Павел Владимирович тяжело вздохнул и повернулся ко мне:

– Белла, что ты можешь сказать в своё оправдание?

Я выпрямилась. Откинула с лица прядь волос и посмотрела ему прямо в глаза. Голос мой был твёрдым, почти ледяным:

– А что мне сказать? Да, я начала драку. И да, я не жалею об этом. Но Анастасия – не невинный ангел. Её halo давно покатилось в грязь. – Я наклонила голову в сторону Насти, не сводя с неё взгляда. – Может, ты, обожаемая всеми Анастасия, расскажешь, за что я тебя ударила?

Настя дернулась, как от пощёчины. Она открыла рот, но слов не было. Лишь ком в горле, и ещё одна слезинка скатилась по щеке. Я стояла твердо. И пусть на мне был рваный хлопок и кровь, а не уверенность – внутри я уже знала: больше я молчать не буду.

Настя, как всегда в момент стресса, закусила губу. Резко выпрямилась и начала судорожно искать взглядом что угодно – пол, окно, шкаф с кубками, но только не меня и не Павла Владимировича. Её руки дрожали, она сжимала подол своей юбки, словно пыталась в нём спрятаться.

Она понимала: в элитном лицее не прощают сплетни. Здесь всё вылизано до блеска – паркет, дневники, улыбки на фотографиях с отличниками. Здесь делают вид, что грязи не существует, а если она и появляется – её аккуратно заметают под ковёр, чтоб не дай бог кто не увидел.

Но теперь эта грязь была вот здесь – в кабинете директора. С капельками крови, с разбитой губой и правдой, от которой уже не отвернуться.

– Настя, – голос Павла Владимировича стал тяжелым, как чугун. – Что именно ты сделала?

– Я… – прошептала она, сглотнув подступившие слёзы. На миг мне показалось, что она всё-таки скажет. Признается. Станет взрослой. Но вместо этого – молчание, дрожащий подбородок, и снова – влажные глаза.

– Павел Владимирович, – я шагнула вперёд, голос мой звучал уверенно, почти холодно, как лезвие. – Анастасия на протяжении всех десяти лет распространяла обо мне непристойные слухи. Сливала мои личные истории, продавала мои… интимные фото. Вы всерьёз считаете, что я должна была просто простить её? Молча пережить, проглотить?
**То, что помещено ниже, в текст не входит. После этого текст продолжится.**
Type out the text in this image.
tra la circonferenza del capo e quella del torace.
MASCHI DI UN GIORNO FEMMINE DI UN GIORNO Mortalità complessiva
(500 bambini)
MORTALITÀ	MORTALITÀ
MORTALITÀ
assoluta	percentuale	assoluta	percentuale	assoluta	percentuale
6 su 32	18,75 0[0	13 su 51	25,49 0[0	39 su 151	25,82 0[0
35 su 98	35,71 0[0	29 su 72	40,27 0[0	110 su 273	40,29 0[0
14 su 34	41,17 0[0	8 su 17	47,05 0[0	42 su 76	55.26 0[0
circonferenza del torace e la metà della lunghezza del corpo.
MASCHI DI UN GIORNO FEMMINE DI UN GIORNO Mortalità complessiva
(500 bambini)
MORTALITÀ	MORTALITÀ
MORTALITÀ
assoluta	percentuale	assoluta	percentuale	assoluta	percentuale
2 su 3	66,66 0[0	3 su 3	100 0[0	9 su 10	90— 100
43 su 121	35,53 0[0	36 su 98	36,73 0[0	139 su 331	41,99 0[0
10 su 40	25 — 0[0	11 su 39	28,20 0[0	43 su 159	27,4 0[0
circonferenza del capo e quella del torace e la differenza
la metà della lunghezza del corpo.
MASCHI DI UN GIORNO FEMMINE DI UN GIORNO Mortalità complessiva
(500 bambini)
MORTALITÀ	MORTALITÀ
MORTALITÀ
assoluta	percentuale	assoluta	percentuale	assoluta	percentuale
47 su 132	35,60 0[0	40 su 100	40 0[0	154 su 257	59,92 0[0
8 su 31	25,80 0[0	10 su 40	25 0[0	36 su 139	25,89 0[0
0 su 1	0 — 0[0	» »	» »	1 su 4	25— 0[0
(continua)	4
Директор резко повернулся к Насте. В его взгляде мелькнула тень отвращения. Он смотрел на неё, будто впервые увидел – не нежную, тихую отличницу с косичками, а змею, что пряталась всё это время в цветах.

Настя зарыдала, теперь уже громко, с всхлипами. Слёзы стекали по щекам, тушь снова текла, превращая лицо в чёрно-белую маску. Только я знала, что это не раскаяние. Это – спектакль. Перед ним.

– Белла, немедленно извинись перед Анастасией, – вдруг сказал он.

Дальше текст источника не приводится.